Unfortunately neuroscientists have been discouraged from taking a stance on consciousness, and Rolls clearly feels to be in more of a comfort zone in drawing on a variety of twentieth century philosophers in preference to drawing on his own research. Ironically many of these philosophers tend to make remarkably little reference to advances on modern neuroscience, such as those made by Rolls.
Rolls seems to want to insist that all emotional processing and action resulting from it is unconscious and that the qualia or subjective experience only exists as part of the higher order thinking. This is at least a concession relative to the normal hard line of philosophy that qualia can have no influence on the reasoning system or subsequent action. However, it seems apparent that Rolls is not really happy with the functioning of qualia as part of the thought system, just as in other writings he does not really dwell on the links between the orbitofrontal (emotional) and the dorsolateral (planning) areas. This chapter mentions the role of qualia in the higher thoughts, but the whole emphasis is on ‘rational explicit consciousness’.
Where actions appear to flow from the emotional side without involvement of reasoning, Rolls falls back on the explanation that this is a ‘confabulation.’ The idea of confabulation is often a sleight of hand in modern consciousness studies. In ‘studies’ subjects are variously prompted to an apparently silly response, and when asked why they did that they ‘confabulate’ a rationalisation.
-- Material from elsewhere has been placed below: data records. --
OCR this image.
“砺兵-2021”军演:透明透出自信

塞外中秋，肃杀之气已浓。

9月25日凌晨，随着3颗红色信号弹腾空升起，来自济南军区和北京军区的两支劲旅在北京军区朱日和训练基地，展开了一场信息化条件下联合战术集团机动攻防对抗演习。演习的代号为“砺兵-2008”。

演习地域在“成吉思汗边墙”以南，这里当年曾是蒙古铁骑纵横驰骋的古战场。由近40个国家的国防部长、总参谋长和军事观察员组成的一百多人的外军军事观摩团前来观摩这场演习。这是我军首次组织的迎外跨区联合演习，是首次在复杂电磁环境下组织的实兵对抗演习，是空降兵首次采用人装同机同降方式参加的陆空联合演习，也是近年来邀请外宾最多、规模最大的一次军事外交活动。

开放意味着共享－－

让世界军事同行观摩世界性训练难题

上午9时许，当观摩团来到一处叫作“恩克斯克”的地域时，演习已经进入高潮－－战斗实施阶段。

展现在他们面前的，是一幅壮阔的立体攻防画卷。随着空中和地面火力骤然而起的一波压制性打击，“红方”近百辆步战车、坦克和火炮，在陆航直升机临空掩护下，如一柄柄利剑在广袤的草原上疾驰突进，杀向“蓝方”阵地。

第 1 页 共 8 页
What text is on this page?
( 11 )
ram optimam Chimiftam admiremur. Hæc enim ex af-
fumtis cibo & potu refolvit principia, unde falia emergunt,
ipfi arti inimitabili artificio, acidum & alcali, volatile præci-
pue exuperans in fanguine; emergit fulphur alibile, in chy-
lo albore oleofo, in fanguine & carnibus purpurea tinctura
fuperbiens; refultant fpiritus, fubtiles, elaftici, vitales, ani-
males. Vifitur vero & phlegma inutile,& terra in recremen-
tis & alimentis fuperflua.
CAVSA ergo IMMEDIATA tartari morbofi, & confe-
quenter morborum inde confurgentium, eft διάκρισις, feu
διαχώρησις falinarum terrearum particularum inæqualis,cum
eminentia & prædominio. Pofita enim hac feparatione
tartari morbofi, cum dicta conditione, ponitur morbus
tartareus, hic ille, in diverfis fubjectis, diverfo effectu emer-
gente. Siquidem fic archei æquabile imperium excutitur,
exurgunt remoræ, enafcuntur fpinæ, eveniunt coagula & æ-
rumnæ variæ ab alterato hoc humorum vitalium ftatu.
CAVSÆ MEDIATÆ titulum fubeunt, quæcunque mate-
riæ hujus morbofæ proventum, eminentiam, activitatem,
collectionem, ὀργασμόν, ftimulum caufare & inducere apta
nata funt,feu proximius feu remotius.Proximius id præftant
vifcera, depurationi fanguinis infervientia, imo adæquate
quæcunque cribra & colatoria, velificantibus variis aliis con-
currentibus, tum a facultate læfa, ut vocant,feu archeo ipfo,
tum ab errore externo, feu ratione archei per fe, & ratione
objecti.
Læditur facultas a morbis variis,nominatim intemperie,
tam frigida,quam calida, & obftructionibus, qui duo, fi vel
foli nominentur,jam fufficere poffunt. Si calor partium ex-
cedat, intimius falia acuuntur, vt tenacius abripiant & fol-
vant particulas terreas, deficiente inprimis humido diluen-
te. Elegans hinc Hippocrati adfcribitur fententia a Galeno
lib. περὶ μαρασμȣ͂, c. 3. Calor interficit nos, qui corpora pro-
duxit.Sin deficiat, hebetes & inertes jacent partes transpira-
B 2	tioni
The fact is the human brain did not evolve to deal with the type of circumstances that arise in these studies, but for survival in dangerous ancient African grass lands, and confabulation or rationalisation is the best they can do when the brain is effectively fooled in circumstances unlikely to have arisen in ancient Africa. But as in other areas of consciousness and freewill studies the bar is set much higher than many suppose. It is not sufficient to show that subjects sometimes confabulate a conscious reason for an unrelated unconscious emotion, to get rid of freewill, it is necessary to show that it is always so.
For instance on the basis of Rolls own studies, the reward system in the orbitofrontal provides a representation of the pleasures of eating chocolate cake and pretty soon the action of eating cake gets performed. Are we really expected to believe that pleasure of chocolate cake → eat chocolate cake is a confabulation, or alternatively should we think that this has to be processed through a long-term planning or error checking system. Nevertheless, Rolls would have it that the idea that we responded directly to the reward system is an illusion of freewill. It is not just that this is directly counter to experience, it cuts across the known brain systems that Rolls himself has helped to discover. The question which is not asked here, but should be asked is how the brain decides between competing emotions such as the choice between chocolate cake and cream gateaux. Hardly a job for the higher thought system, but similarly not a straight forward response to an automatic reward. There has to be some form of neural currency in which to compare these two subjectively valued rewards and it here we seem to experience the action of subjective consciousness and possibly a non-algorithmic decision process.